On appeal from the Superior Court of New Jersey, Law Division, Essex County, Indictment No. 96-06-01984.
NOT FOR PUBLICATION WITHOUT THE APPROVAL OF THE APPELLATE DIVISION
Submitted December 3, 2007
Before Judges Stern and C.S. Fisher.
Defendant appeals from the denial of his third petition for post conviction relief*fn1 - motion to correct an illegal sentence following convictions in 1996 of carjacking, possession of a firearm without a permit and possession of a firearm for an unlawful purpose, and imposition (after merger of the unlawful purpose conviction) of concurrent sentences aggregating fifty years with eighteen to be served before parole eligibility-the extended term imposed on the carjacking conviction. On his direct appeal in 1998, we vacated a second extended term which was imposed on the permit violation, and ordered that a four year term be imposed therefor, leaving the same aggregate term.
Defendant now contends that "defendant is entitled to resentencing under State v. Pierce [188 N.J. 155 (2006)]" because the imposition of an extended term for carjacking was illegal. However, the Pierce court relied on State v. Natale, 184 N.J. 458 (2005), with respect to remedy, State v. Pierce, supra, 188 N.J. at 172, and Natale made its holding applicable only to cases in the "pipeline," that is those "cases on direct appeal" when Natale was decided, and those cases in which defendant raised, in the trial court or on direct appeal, a Blakely v. Washington, 542 U.S. 296, 124 S.Ct. 2531, 159 L.Ed. 2d 403 (2004), claim challenging the ability of the court to impose a sentence above the "presumptive" term without jury fact-finding. Natale, supra, 184 N.J. at 493-94.

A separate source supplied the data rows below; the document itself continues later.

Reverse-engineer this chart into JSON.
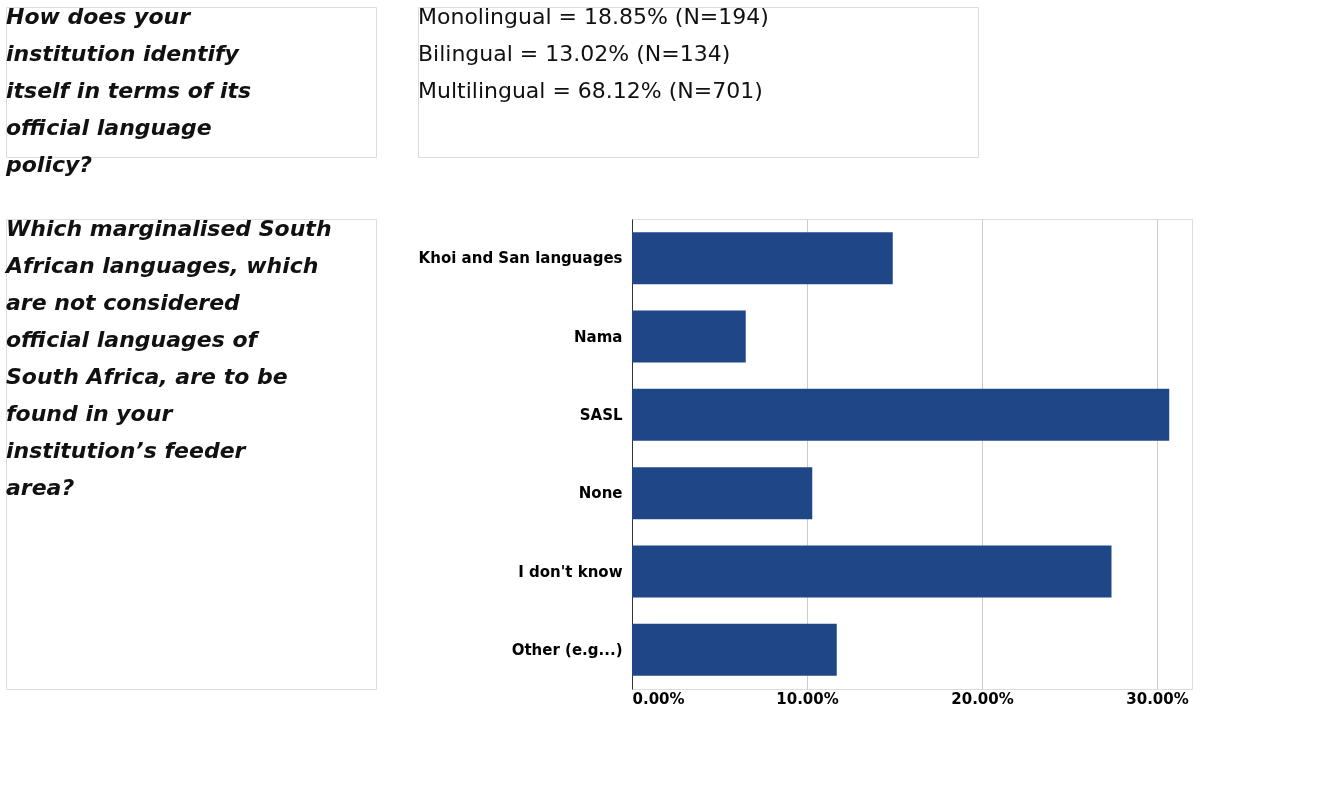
{
  "chart_data": {
    "type": "bar",
    "orientation": "horizontal",
    "categories": [
      "Khoi and San languages",
      "Nama",
      "SASL",
      "None",
      "I don't know",
      "Other (e.g...)"
    ],
    "values": [
      14.9,
      6.5,
      30.7,
      10.3,
      27.4,
      11.7
    ],
    "color": "#1f4788",
    "xlim": [
      0,
      32
    ],
    "xticks": [
      {
        "value": 0,
        "label": "0.00%"
      },
      {
        "value": 10,
        "label": "10.00%"
      },
      {
        "value": 20,
        "label": "20.00%"
      },
      {
        "value": 30,
        "label": "30.00%"
      }
    ],
    "grid": "x",
    "annotations": [
      "How does your institution identify itself in terms of its official language policy?",
      "Monolingual = 18.85% (N=194)",
      "Bilingual = 13.02% (N=134)",
      "Multilingual = 68.12% (N=701)",
      "Which marginalised South African languages, which are not considered official languages of South Africa, are to be found in your institution’s feeder area?"
    ]
  }
}
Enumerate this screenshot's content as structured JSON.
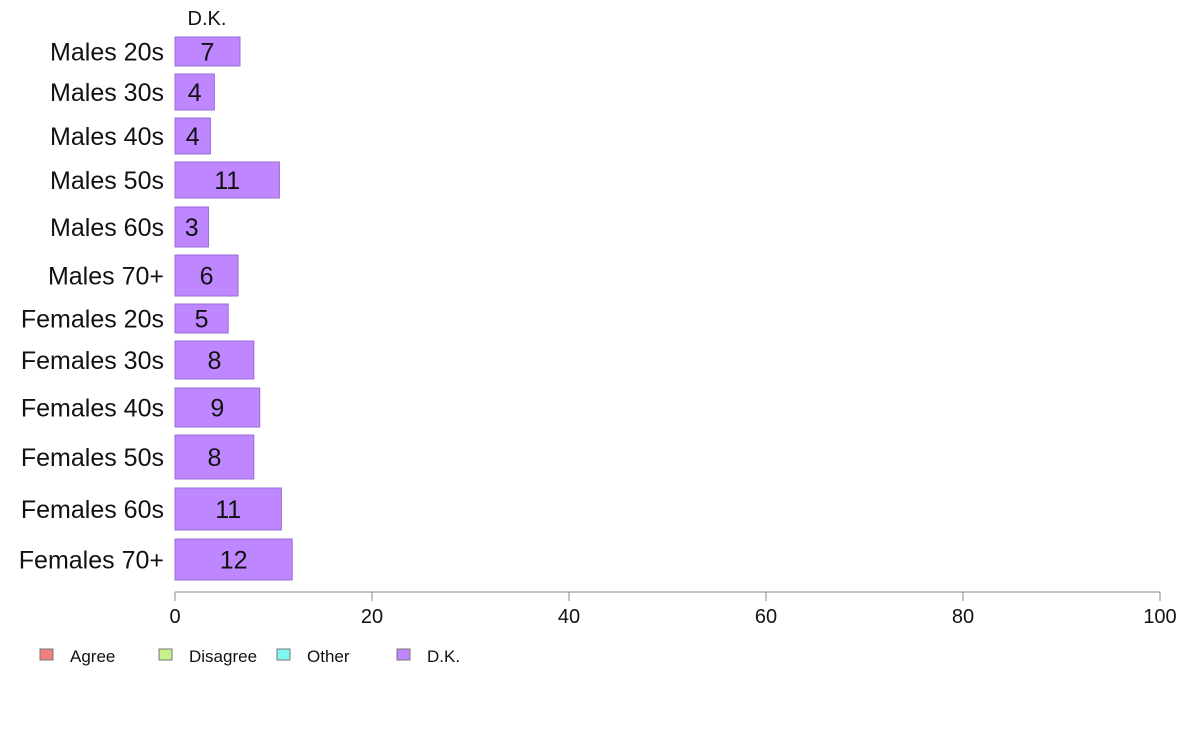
{
  "chart_data": {
    "type": "bar",
    "orientation": "horizontal",
    "stacked": true,
    "categories": [
      "Males 20s",
      "Males 30s",
      "Males 40s",
      "Males 50s",
      "Males 60s",
      "Males 70+",
      "Females 20s",
      "Females 30s",
      "Females 40s",
      "Females 50s",
      "Females 60s",
      "Females 70+"
    ],
    "series": [
      {
        "name": "Agree",
        "color": "#f08080",
        "values": [
          0,
          0,
          0,
          0,
          0,
          0,
          0,
          0,
          0,
          0,
          0,
          0
        ]
      },
      {
        "name": "Disagree",
        "color": "#c8f08c",
        "values": [
          0,
          0,
          0,
          0,
          0,
          0,
          0,
          0,
          0,
          0,
          0,
          0
        ]
      },
      {
        "name": "Other",
        "color": "#80f8f0",
        "values": [
          0,
          0,
          0,
          0,
          0,
          0,
          0,
          0,
          0,
          0,
          0,
          0
        ]
      },
      {
        "name": "D.K.",
        "color": "#bf87ff",
        "values": [
          6.6,
          4.0,
          3.6,
          10.6,
          3.4,
          6.4,
          5.4,
          8.0,
          8.6,
          8.0,
          10.8,
          11.9
        ],
        "labels": [
          "7",
          "4",
          "4",
          "11",
          "3",
          "6",
          "5",
          "8",
          "9",
          "8",
          "11",
          "12"
        ]
      }
    ],
    "column_header": "D.K.",
    "xlim": [
      0,
      100
    ],
    "xticks": [
      "0",
      "20",
      "40",
      "60",
      "80",
      "100"
    ],
    "title": "",
    "xlabel": "",
    "ylabel": "",
    "grid": false,
    "legend_placement": "bottom-left"
  }
}
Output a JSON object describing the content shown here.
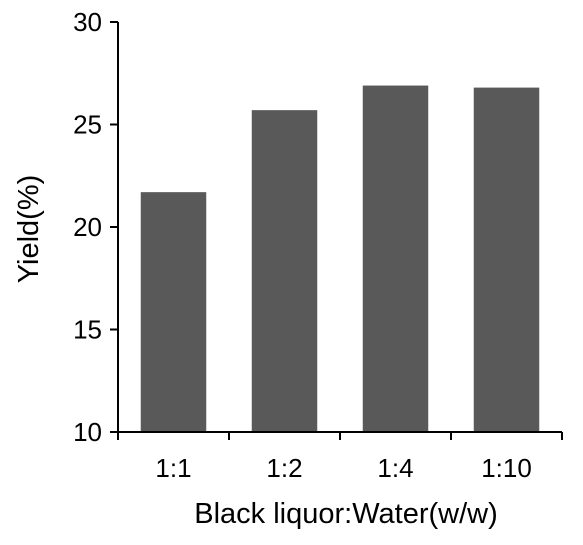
{
  "chart_data": {
    "type": "bar",
    "categories": [
      "1:1",
      "1:2",
      "1:4",
      "1:10"
    ],
    "values": [
      21.7,
      25.7,
      26.9,
      26.8
    ],
    "xlabel": "Black liquor:Water(w/w)",
    "ylabel": "Yield(%)",
    "ylim": [
      10,
      30
    ],
    "yticks": [
      10,
      15,
      20,
      25,
      30
    ],
    "grid": false,
    "legend": "none",
    "bar_color": "#595959",
    "axis_color": "#000000"
  }
}
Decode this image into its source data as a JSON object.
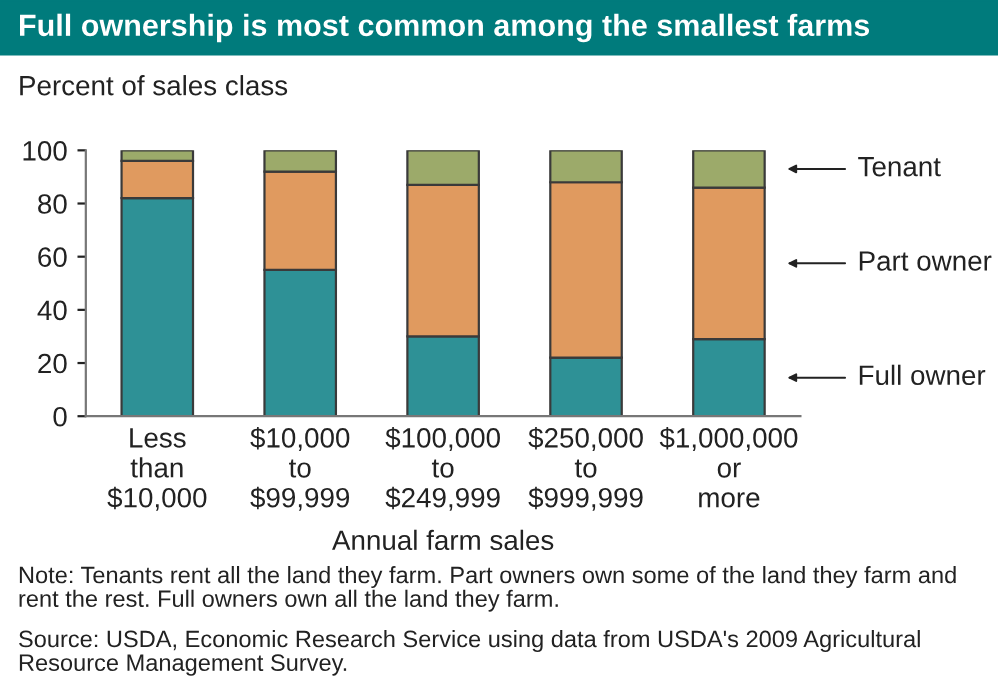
{
  "chart_data": {
    "type": "bar",
    "title": "Full ownership is most common among the smallest farms",
    "ylabel": "Percent of sales class",
    "xlabel": "Annual farm sales",
    "categories": [
      "Less\nthan\n$10,000",
      "$10,000\nto\n$99,999",
      "$100,000\nto\n$249,999",
      "$250,000\nto\n$999,999",
      "$1,000,000\nor\nmore"
    ],
    "stacked": true,
    "series": [
      {
        "name": "Full owner",
        "color": "#2e9196",
        "values": [
          82,
          55,
          30,
          22,
          29
        ]
      },
      {
        "name": "Part owner",
        "color": "#e09a5f",
        "values": [
          14,
          37,
          57,
          66,
          57
        ]
      },
      {
        "name": "Tenant",
        "color": "#9caa6a",
        "values": [
          4,
          8,
          13,
          12,
          14
        ]
      }
    ],
    "ylim": [
      0,
      100
    ],
    "yticks": [
      0,
      20,
      40,
      60,
      80,
      100
    ],
    "grid": false,
    "legend": false,
    "annotations": [
      "Note: Tenants rent all the land they farm. Part owners own some of the land they farm and rent the rest. Full owners own all the land they farm.",
      "Source: USDA, Economic Research Service using data from USDA's 2009 Agricultural Resource Management Survey."
    ]
  }
}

Defendant further asserts that "prior to Pierce, defendant relied upon Apprendi[v. New Jersey, 530 U.S. 466, 120 S.Ct. 2348, 147 L.Ed. 2d 435 (2000)] on [a] motion to correct an illegal sentence when he argued that the extended term could not be imposed by a judicial fact-finding of a need to protect the public." An extended term under N.J.S.A. 2C:44-3(a), as imposed in this case, is an acknowledged exception to the ApprendiBlakely rationale because of the "prior conviction" exception, but Pierce also addressed the additional requirement, previously imposed by case law, of a finding that the extended term was required for "protection of the public." Pierce, supra, 188 N.J. at 167, 170. There is nothing in the record before us reflecting that defendant made an argument in the trial court or on his direct appeal which preserves his right to assert relief under Pierce. To the contrary, our opinion on the direct appeal reflects he only made a claim that the "extended term . . . was manifestly excessive and represents an abuse of discretion," and we agreed only as to that part of his argument on direct appeal which required vacation of a second extended term.

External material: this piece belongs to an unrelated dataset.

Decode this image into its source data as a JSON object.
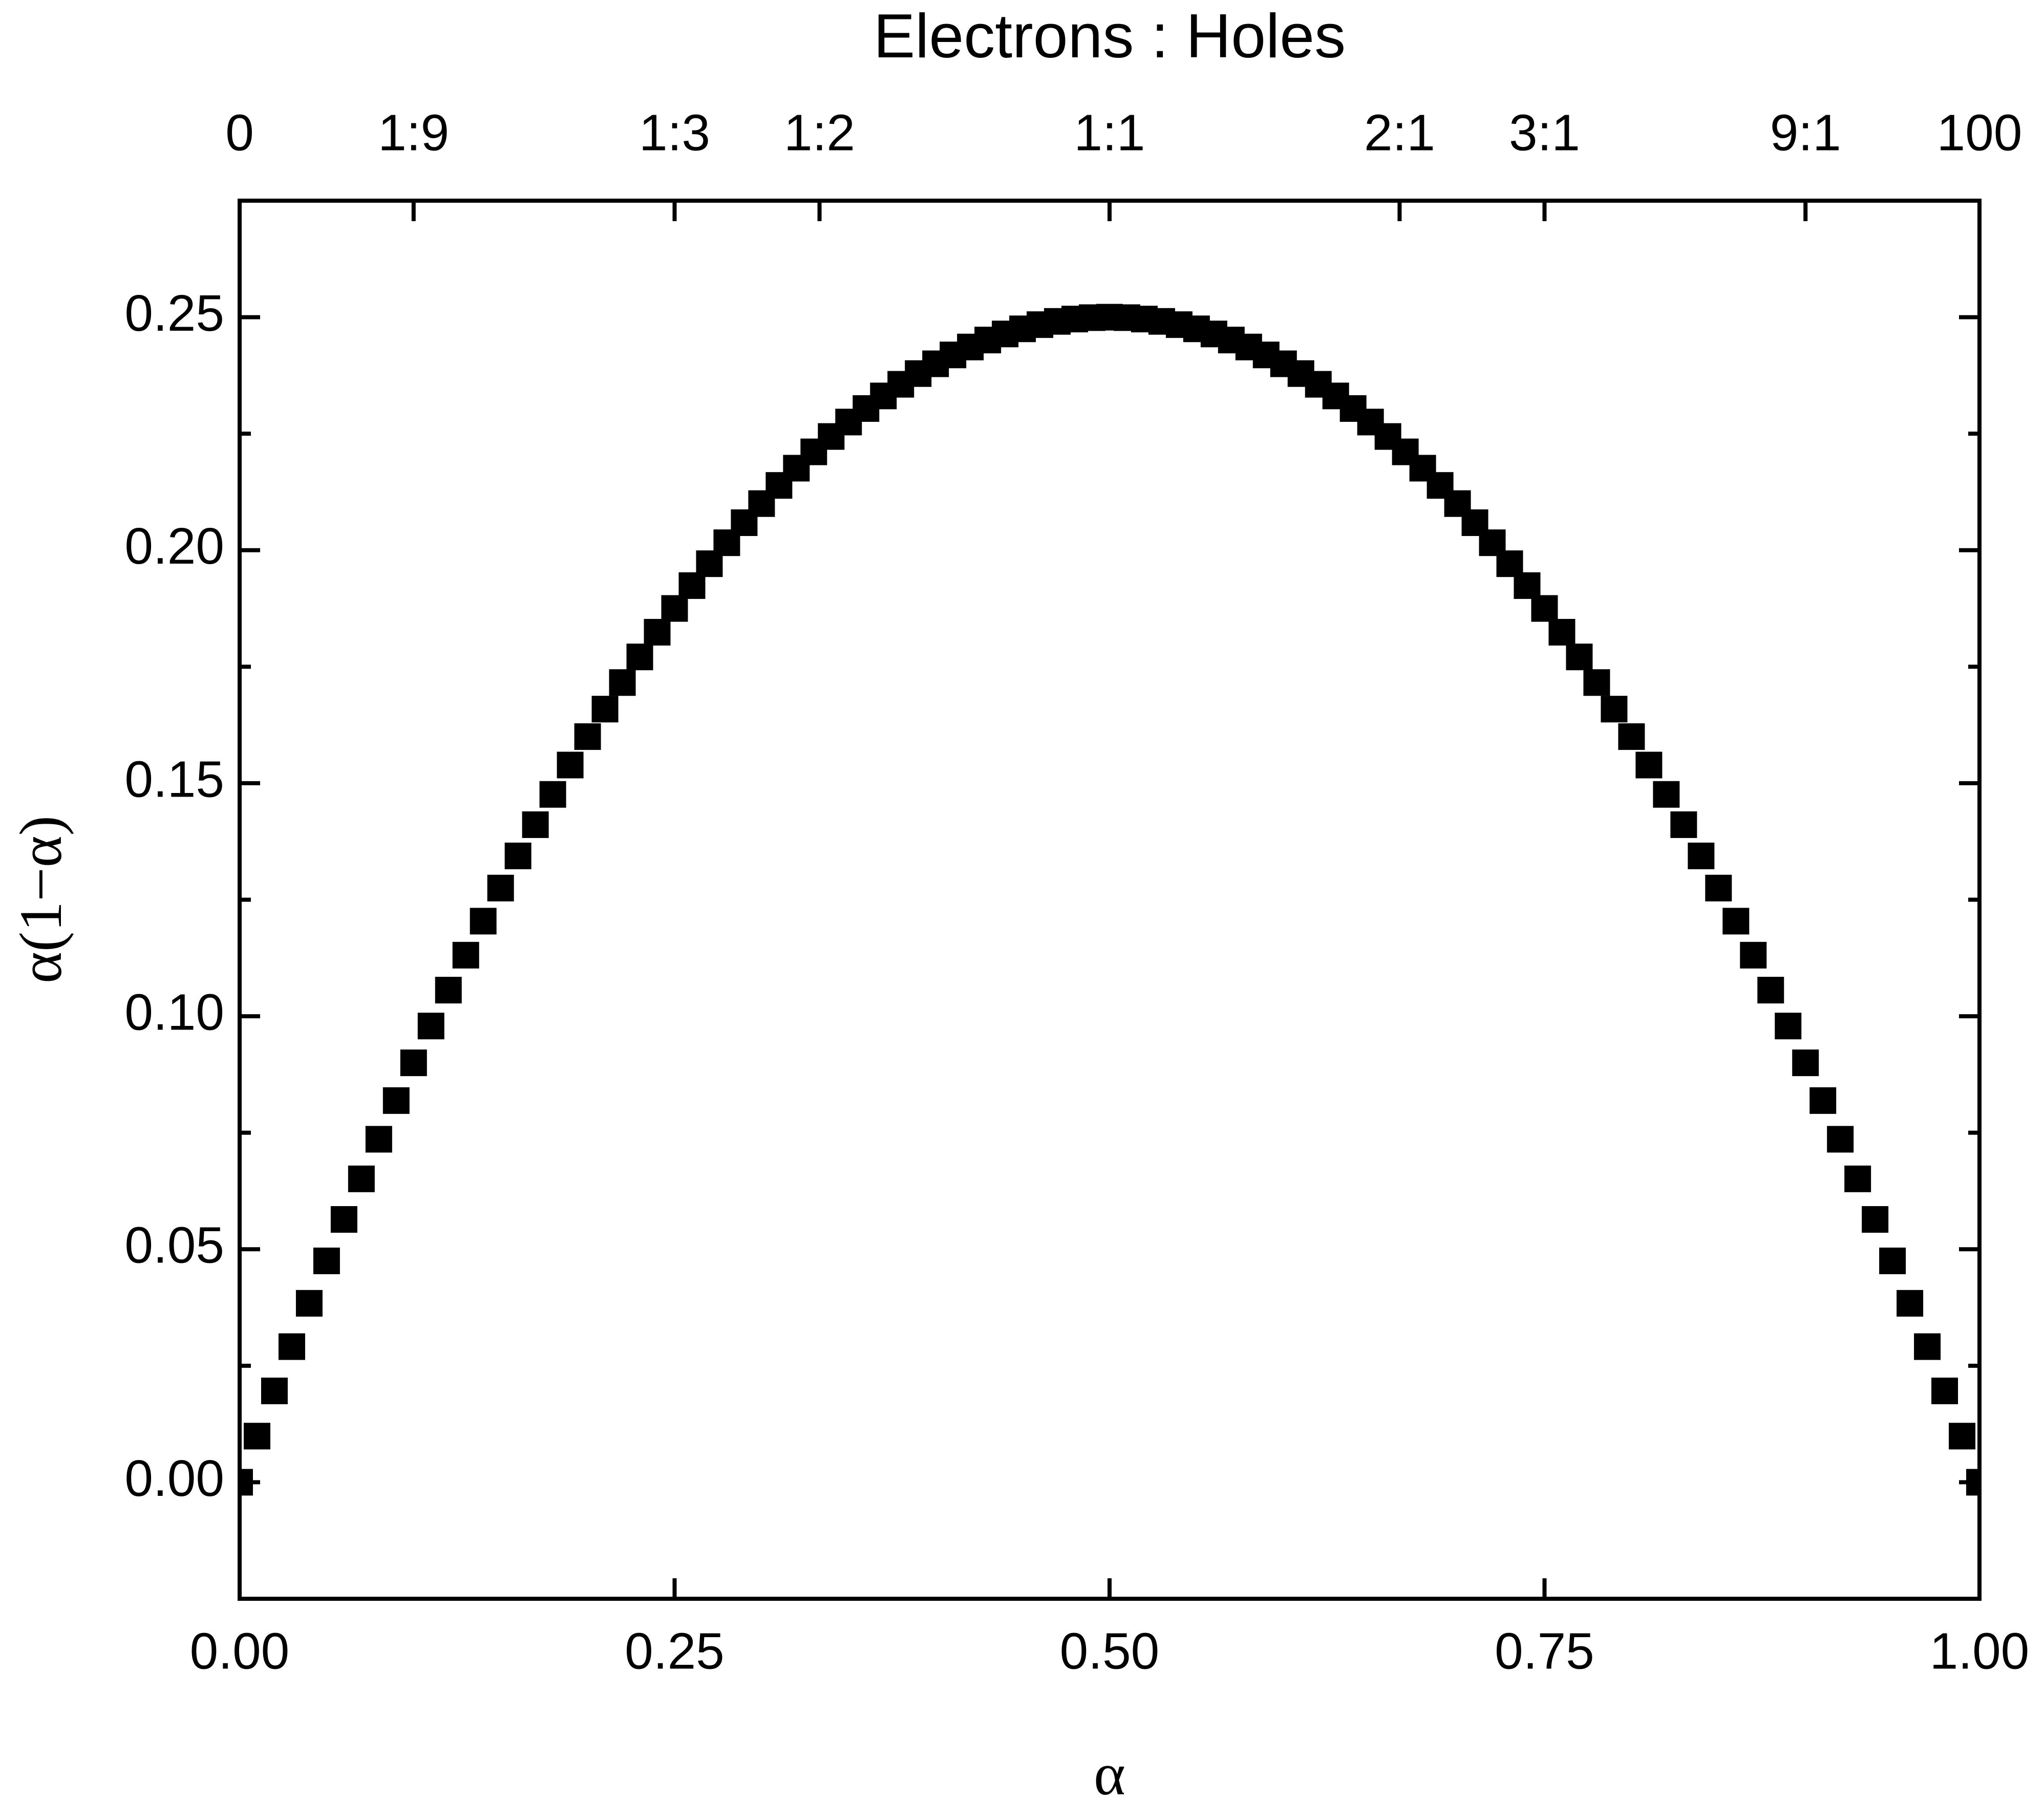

In our January 2002 decision affirming the denial of defendant's petition for post conviction relief in 2000, there is no evidence that an issue relating to sentencing was raised. Defendant is, in essence, now making a claim of excessive sentence using the new criteria announced in Pierce with respect to the imposition of an extended term sentence, and a claim of excessive sentence cannot be raised on post conviction relief. See State v. Ervin, 241 N.J. Super. 458, 470-72 (App. Div. 1989), certif. denied, 121 N.J. 634 (1990); State v. Flores, 228 N.J. Super. 586, 594-95 (App. Div. 1988), certif. denied, 115 N.J. 78 (1989).

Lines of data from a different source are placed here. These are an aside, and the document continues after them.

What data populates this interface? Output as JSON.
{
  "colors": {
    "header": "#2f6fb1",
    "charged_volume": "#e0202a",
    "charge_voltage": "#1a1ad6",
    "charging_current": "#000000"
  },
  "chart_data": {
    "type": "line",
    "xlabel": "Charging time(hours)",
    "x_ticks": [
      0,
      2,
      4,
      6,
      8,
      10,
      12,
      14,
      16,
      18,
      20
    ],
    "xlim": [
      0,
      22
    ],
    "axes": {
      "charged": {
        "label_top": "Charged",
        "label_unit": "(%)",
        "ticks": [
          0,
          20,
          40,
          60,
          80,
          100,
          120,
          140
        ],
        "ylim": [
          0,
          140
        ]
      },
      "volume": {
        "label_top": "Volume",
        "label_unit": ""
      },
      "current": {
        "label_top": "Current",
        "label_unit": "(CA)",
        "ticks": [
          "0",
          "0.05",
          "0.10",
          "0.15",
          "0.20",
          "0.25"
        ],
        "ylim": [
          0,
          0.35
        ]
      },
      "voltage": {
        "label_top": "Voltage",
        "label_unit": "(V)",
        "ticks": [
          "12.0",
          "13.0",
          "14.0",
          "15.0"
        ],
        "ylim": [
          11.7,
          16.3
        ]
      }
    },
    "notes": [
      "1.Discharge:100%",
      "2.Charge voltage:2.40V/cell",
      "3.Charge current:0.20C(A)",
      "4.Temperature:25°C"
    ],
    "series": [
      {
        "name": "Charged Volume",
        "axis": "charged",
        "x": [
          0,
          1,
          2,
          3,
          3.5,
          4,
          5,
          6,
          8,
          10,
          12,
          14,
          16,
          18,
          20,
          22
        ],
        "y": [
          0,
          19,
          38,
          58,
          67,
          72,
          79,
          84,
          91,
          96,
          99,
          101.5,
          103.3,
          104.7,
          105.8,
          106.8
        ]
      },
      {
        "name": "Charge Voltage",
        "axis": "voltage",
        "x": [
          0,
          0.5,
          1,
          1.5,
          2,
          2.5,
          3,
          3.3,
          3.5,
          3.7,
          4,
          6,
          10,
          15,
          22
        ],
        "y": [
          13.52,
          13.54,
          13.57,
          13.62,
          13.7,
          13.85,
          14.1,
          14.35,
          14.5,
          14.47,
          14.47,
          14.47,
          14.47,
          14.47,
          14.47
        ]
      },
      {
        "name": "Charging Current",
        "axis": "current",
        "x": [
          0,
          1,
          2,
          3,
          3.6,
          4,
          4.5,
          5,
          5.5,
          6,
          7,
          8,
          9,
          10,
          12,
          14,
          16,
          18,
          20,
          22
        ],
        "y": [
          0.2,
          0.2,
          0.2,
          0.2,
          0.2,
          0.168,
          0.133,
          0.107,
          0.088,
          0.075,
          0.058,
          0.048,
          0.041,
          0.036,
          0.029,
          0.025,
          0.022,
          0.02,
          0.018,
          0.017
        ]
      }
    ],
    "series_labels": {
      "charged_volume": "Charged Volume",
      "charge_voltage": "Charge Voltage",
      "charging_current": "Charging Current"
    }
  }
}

In his reply brief, however, defendant asserts that he also filed an appeal from the denial of his 2004 petition to correct an illegal sentence and that we remanded for resentencing under Natale. If so, a new direct appeal could follow. The State does not mention such a proceeding or remand either in its responding brief or by a request to file a sur reply. However, all we did on a motion for leave to appeal as within time and as an indigent from the denial of that petition was to remand for reconsideration in light of Natale and State v. Abdullah, 184 N.J. 497 (2005), including consideration of its retroactive application. See State v. Roundtree, A-3159-04T2, remanded on August 11, 2005. The present claim cannot be considered because it was not timely raised.